Written by Pete Corey on Mar 19, 2018.

I’ve never had much of a reason to worry about the “endianness” of my binary data when working on Elixir projects. For the most part, everything within an application will be internally consistent, and everything pulled in from external sources will be converted to the machine’s native ordering several layers of abstraction below where I tend to work.

That blissful ignorance came to an end when I found myself using Elixir to construct packets conforming to the Bitcoin peer-to-peer network protocol.

The Bitcoin Protocol

The Bitcoin protocol is a TCP-based protocol used by Bitcoin nodes to communicate over a peer-to-peer ad hoc network.

The real-world specifications of the protocol are defined to be “whatever the reference client does,” but this can be difficult to tease out from the code. Thankfully, the Bitcoin wiki maintains a fantastic technical description of the protocol.

The structures used throughout the protocol are a mishmash of endianness. As the wiki explains, “almost all integers are encoded in little endian,” but many other fields like checksums, strings, network addresses, and ports are expected to be big endian.

The net_addr structure is an excellent example of this endianness confusion. Both time and services are expected to be little endian encoded, but the IPv6/4 and port fields are expected to be big endian encoded.

How will we build this with Elixir?

First Attempt

My first attempt at constructing this net_addr binary structure was to create a net_addr function that accepts time, services, ip, and port arguments and returns a binary of the final structure in correct mixed-endian order.


def net_addr(time, services, ip, port) do
end

When manually constructing binaries, Elixir defaults to a big endian byte order. This means that I’d need to convert time and services into little endian byte order before adding them to the final binary.

My first attempt at endian conversion was to create a reverse/1 helper function that would take a binary, transform it into a list of bytes using :binary.bin_to_list, reverse that list of bytes, transform it back into a binary using :binary.list_to_bin, and return the result:


def reverse(binary) do
  binary
  |> :binary.bin_to_list
  |> Enum.reverse
  |> :binary.list_to_bin
end

Before I could pass time and services into reverse/1, I needed to transform them into binaries first. Thankfully, this is easy with Elixir’s binary special form.

For example, we can convert time into a four byte (32 bit) big endian binary and then reverse it to create its corresponding little endian representation:


reverse(<<time::32>>)

Using our helper, we can create out final net_addr binary:


<<
  <<time::32>> |> reverse::binary,
  <<services::64>> |> reverse::binary,
  :binary.decode_unsigned(ip)::128,
  port::16
>>

This works, but there’s some room for improvement.

A Faster Second Attempt

After doing some research, I discovered this set of benchmarks for several different techniques of reversing a binary in Elixir (thanks Evadne Wu!).
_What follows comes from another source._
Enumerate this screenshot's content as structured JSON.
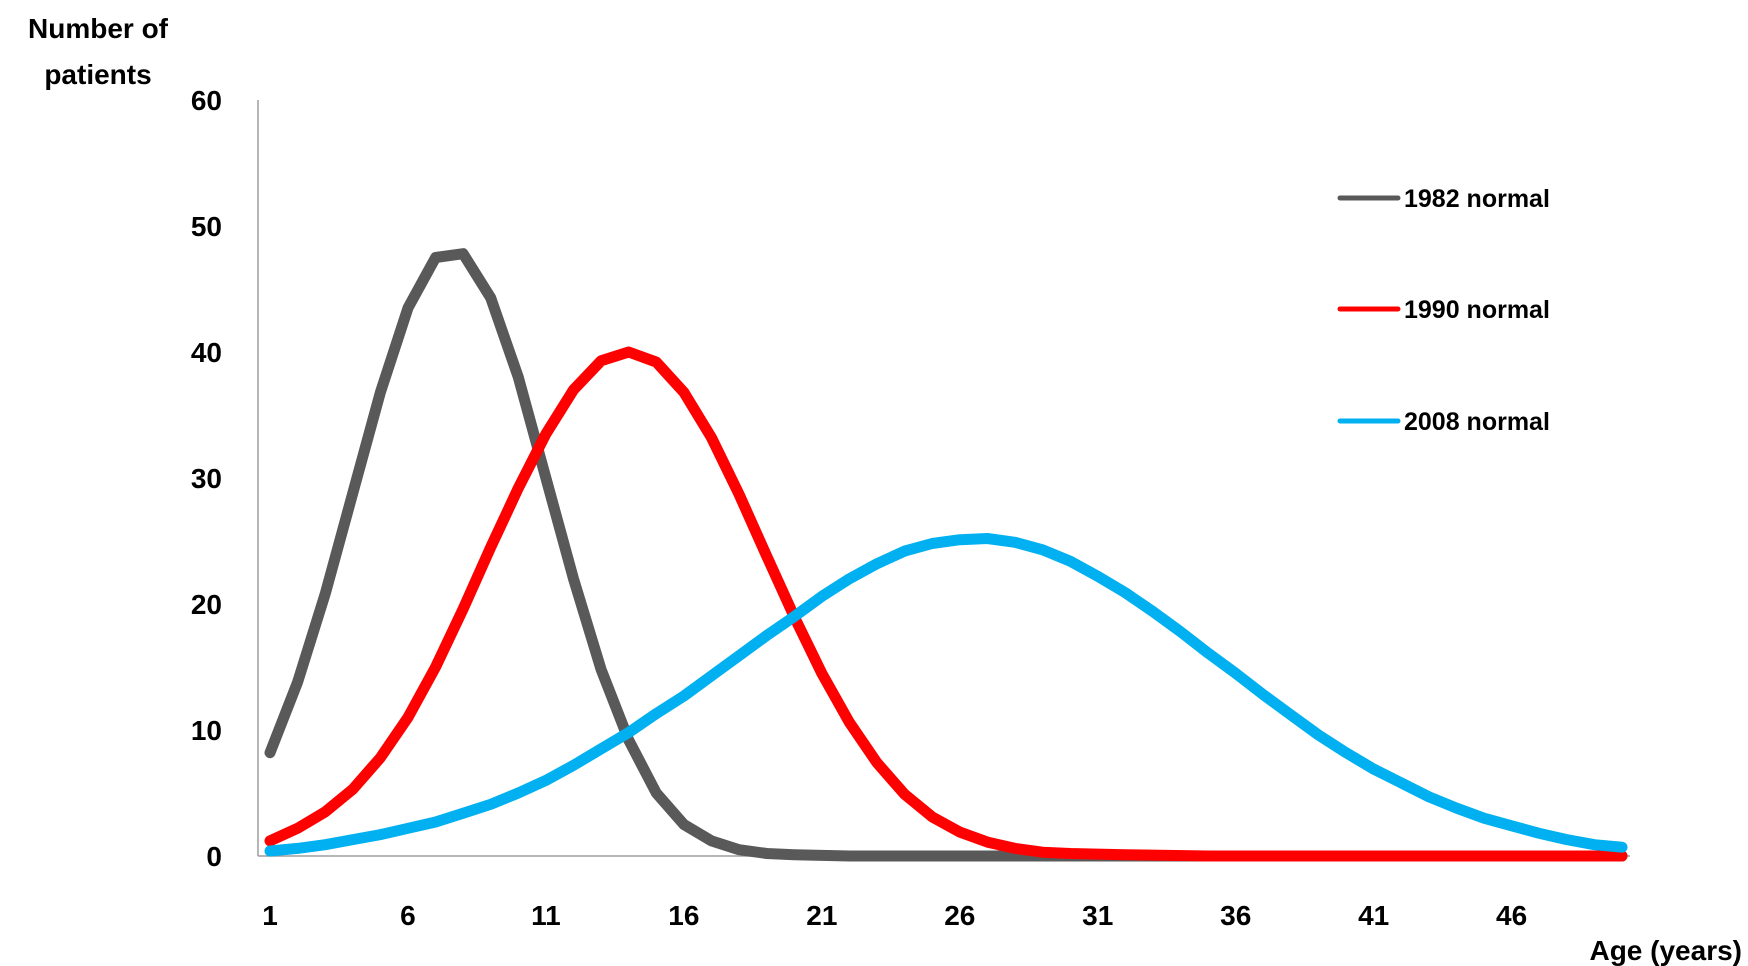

I realized that I could significantly improve the performance of my packet construction process by replacing my slow list-based solution with a solution that leverages the optional Endianness argument of :binary.decode_unsigned/2 and :binary.encode_unsigned/2:


def reverse(binary) do
  binary
  |> :binary.decode_unsigned(:little)
  |> :binary.encode_unsigned(:big)
end

While this was an improvement, I still wasn’t happy with my solution. Using my reverse/1 function meant that I had to transform my numbers into a binary before reversing them and ultimately concatenating them into the final binary. This nested binary structure was awkward and confusing.

After asking for guidance on Twitter, the ElixirLang account reached out with some sage advice:

Using Big and Little Modifiers

The big and little modifiers are binary special form modifiers, much like the bitstring and binary types. They can be used to specify the resulting endianness when coercing an integer, float, utf16 or utf32 value into a binary.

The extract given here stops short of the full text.